God of freedom, You have set my heart free. Let me bring Your freedom to the world.
 “‘Count off seven sabbath years-seven times seven years-so that the seven sabbath years amount to a period of forty-nine years.  Then have the trumpet sounded everywhere on the tenth day of the seventh month; on the Day of Atonement sound the trumpet throughout your land.  Consecrate the fiftieth year and proclaim liberty throughout the land to all its inhabitants. It shall be a jubilee for you; each of you is to return to your family property and to your own clan.  The fiftieth year shall be a jubilee for you; do not sow and do not reap what grows of itself or harvest the untended vines.  For it is a jubilee and is to be holy for you; eat only what is taken directly from the fields.  “‘In this Year of Jubilee everyone is to return to their own property.  “‘If you sell land to any of your own people or buy land from them, do not take advantage of each other.  You are to buy from your own people on the basis of the number of years since the Jubilee. And they are to sell to you on the basis of the number of years left for harvesting crops.  When the years are many, you are to increase the price, and when the years are few, you are to decrease the price, because what is really being sold to you is the number of crops.  Do not take advantage of each other, but fear your God. I am the LORD your God.
Reflect:What modern actions reflect the heart of Jubilee?
Today’s passage showcases a wonderful, community-wide declaration of liberty. For the Israelites, every fiftieth year would see land returned to original owners, slaves freed, people returning home and a fallow year for the land.
In this way God establishes measures to keep balance in the community of his people. The Jubilee prevented the accumulation of power or possessions to the extent that it damaged others. It ensured that no one was enslaved forever, in debt for a lifetime or inherited poverty.
Jubilee is not solely an Old Testament theme. In Luke 4:18,19 Jesus proclaimed his fulfillment of the familiar text in Isaiah 61 which speaks of the liberation of captives and the year of the Lord’s favor. Today, although the fight against legalized slavery has largely been won, human trafficking, ethical trade and social justice remain prevalent issues in society. But God’s heart has not changed; he is still for freedom–both physical and spiritual. So whether we have little or much (talent, resources, finance, power), we have a responsibility to use what we have for God’s Kingdom and his glory.
God knows how we are made and he knows what is good for us. However, it can be easy to overlook God’s blessings or take them for granted.
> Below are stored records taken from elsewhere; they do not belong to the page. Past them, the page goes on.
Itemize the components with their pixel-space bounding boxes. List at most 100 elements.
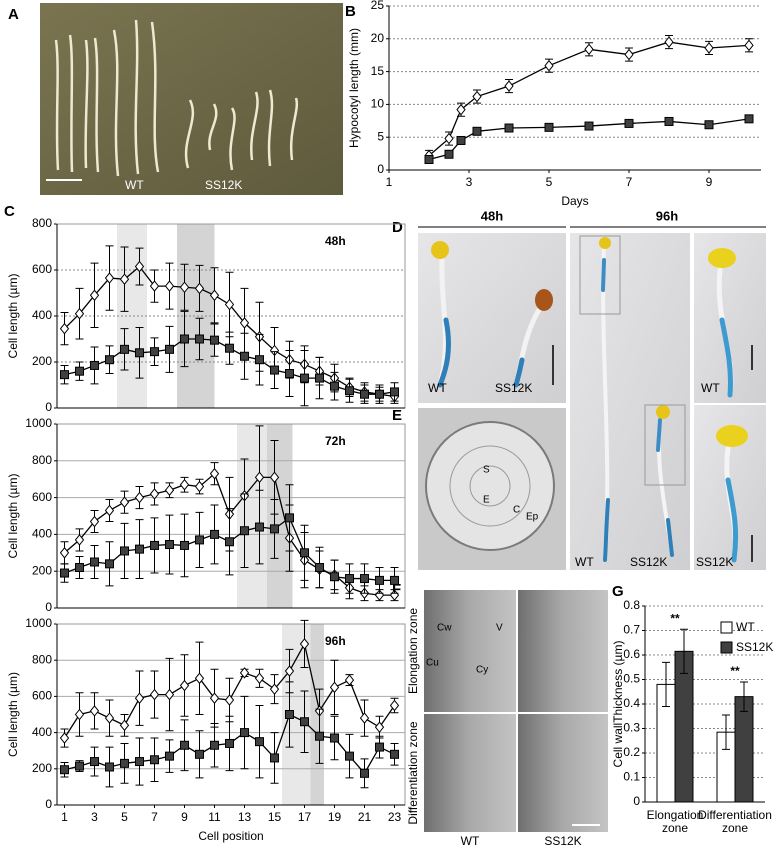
row-label: Differentiation zone [406, 721, 420, 825]
point [60, 568, 69, 578]
x-tick-label: 7 [151, 810, 158, 824]
y-tick-label: 0.5 [623, 672, 640, 686]
point [329, 681, 340, 694]
point [664, 116, 674, 126]
point [299, 638, 310, 650]
point [270, 524, 279, 534]
point [744, 114, 754, 124]
x-tick-label: 19 [328, 810, 342, 824]
point [360, 574, 369, 584]
seedlings [54, 19, 299, 177]
error-bar [740, 681, 748, 712]
point [150, 540, 159, 550]
point [105, 559, 114, 569]
x-tick-label: 21 [358, 810, 372, 824]
point [444, 149, 454, 159]
point [360, 768, 369, 778]
x-tick-label: 5 [546, 175, 553, 189]
x-tick-label: 13 [238, 810, 252, 824]
point [120, 344, 129, 354]
point [284, 665, 295, 677]
cross-section-ring [469, 465, 511, 507]
photo-d [570, 233, 690, 570]
photo-label: V [496, 623, 503, 634]
cross-section [425, 421, 555, 551]
x-tick-label: 7 [626, 175, 633, 189]
panel-label: G [612, 583, 624, 600]
y-tick-label: 0 [45, 797, 52, 811]
y-tick-label: 200 [32, 354, 52, 368]
point [374, 721, 385, 733]
point [359, 712, 370, 724]
point [59, 546, 70, 559]
y-tick-label: 0.4 [623, 696, 640, 710]
point [375, 575, 384, 585]
point [390, 387, 399, 397]
point [105, 355, 114, 365]
x-tick-label: 3 [91, 810, 98, 824]
photo-a [40, 3, 343, 195]
point [375, 389, 384, 399]
significance-label: ** [670, 611, 680, 625]
x-axis-label: Days [561, 194, 588, 208]
point [224, 694, 235, 706]
legend-swatch [720, 641, 733, 654]
bar [734, 696, 754, 803]
point [315, 731, 324, 741]
point [180, 740, 189, 750]
error-bar [722, 714, 730, 750]
point [456, 103, 466, 116]
point [75, 563, 84, 573]
seedling-drawings [431, 237, 748, 563]
point [195, 749, 204, 759]
point [209, 467, 220, 480]
point [165, 540, 174, 550]
point [240, 526, 249, 536]
x-tick-label: 9 [181, 810, 188, 824]
row-label: Elongation zone [406, 608, 420, 694]
x-tick-label: Differentiation zone [698, 808, 772, 835]
chart-title: 96h [325, 634, 346, 648]
point [120, 758, 129, 768]
y-tick-label: 5 [377, 129, 384, 143]
y-tick-label: 0 [377, 162, 384, 176]
y-tick-label: 10 [371, 97, 385, 111]
point [210, 529, 219, 539]
point [150, 755, 159, 765]
point [240, 728, 249, 738]
column-header: 48h [481, 208, 503, 223]
point [584, 43, 594, 56]
error-bar [680, 628, 688, 674]
y-tick-label: 0.3 [623, 721, 640, 735]
panel-label: E [392, 407, 402, 424]
point [239, 667, 250, 679]
point [330, 381, 339, 391]
point [544, 59, 554, 72]
significance-label: ** [730, 664, 740, 678]
photo-f [518, 590, 608, 712]
point [424, 155, 434, 165]
point [254, 672, 265, 685]
error-bar [662, 661, 670, 707]
point [105, 762, 114, 772]
x-tick-label: 1 [61, 810, 68, 824]
point [390, 749, 399, 759]
y-tick-label: 1000 [25, 616, 52, 630]
point [624, 118, 634, 128]
y-axis-label: Cell length (µm) [6, 474, 20, 559]
point [225, 343, 234, 353]
y-tick-label: 200 [32, 761, 52, 775]
point [269, 471, 280, 484]
point [360, 389, 369, 399]
y-tick-label: 0.2 [623, 745, 640, 759]
point [119, 273, 130, 286]
point [255, 737, 264, 747]
photo-label: SS12K [205, 178, 242, 192]
point [194, 672, 205, 685]
photo-f [424, 714, 516, 832]
point [704, 42, 714, 54]
point [315, 563, 324, 573]
point [472, 90, 482, 103]
point [240, 351, 249, 361]
highlight-band [237, 424, 267, 608]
God ensured that the Israelites received what they needed and also honored him for the grace of his provision.
The weekly Sabbath (3) provided both regular rest and a specific time to honor God in day-to-day life, two things key to their (and our) well-being. God also knows that we can be very quick to forget what he has done for us. So there were specific occasions (4-8) for the Israelites to celebrate and reflect on the history of God’s goodness and provision in their past. This ensured that they did not forget the incredible miracles and deliverance God had given to them, and it renewed their faith for the future.
Of course, God’s goodness and provision is not simply historical, but is ongoing in daily life and work. So an annual feast day celebrating each year’s harvest (9-14) ensured that the people could regularly give the best of themselves and the first of all God had given to them.
Consider the ways in which you can implement the Jubilee principles of justice, peace, compassion and help for the poor.
Righteous and loving God, open my eyes to the enslaved and to my part in bringing freedom.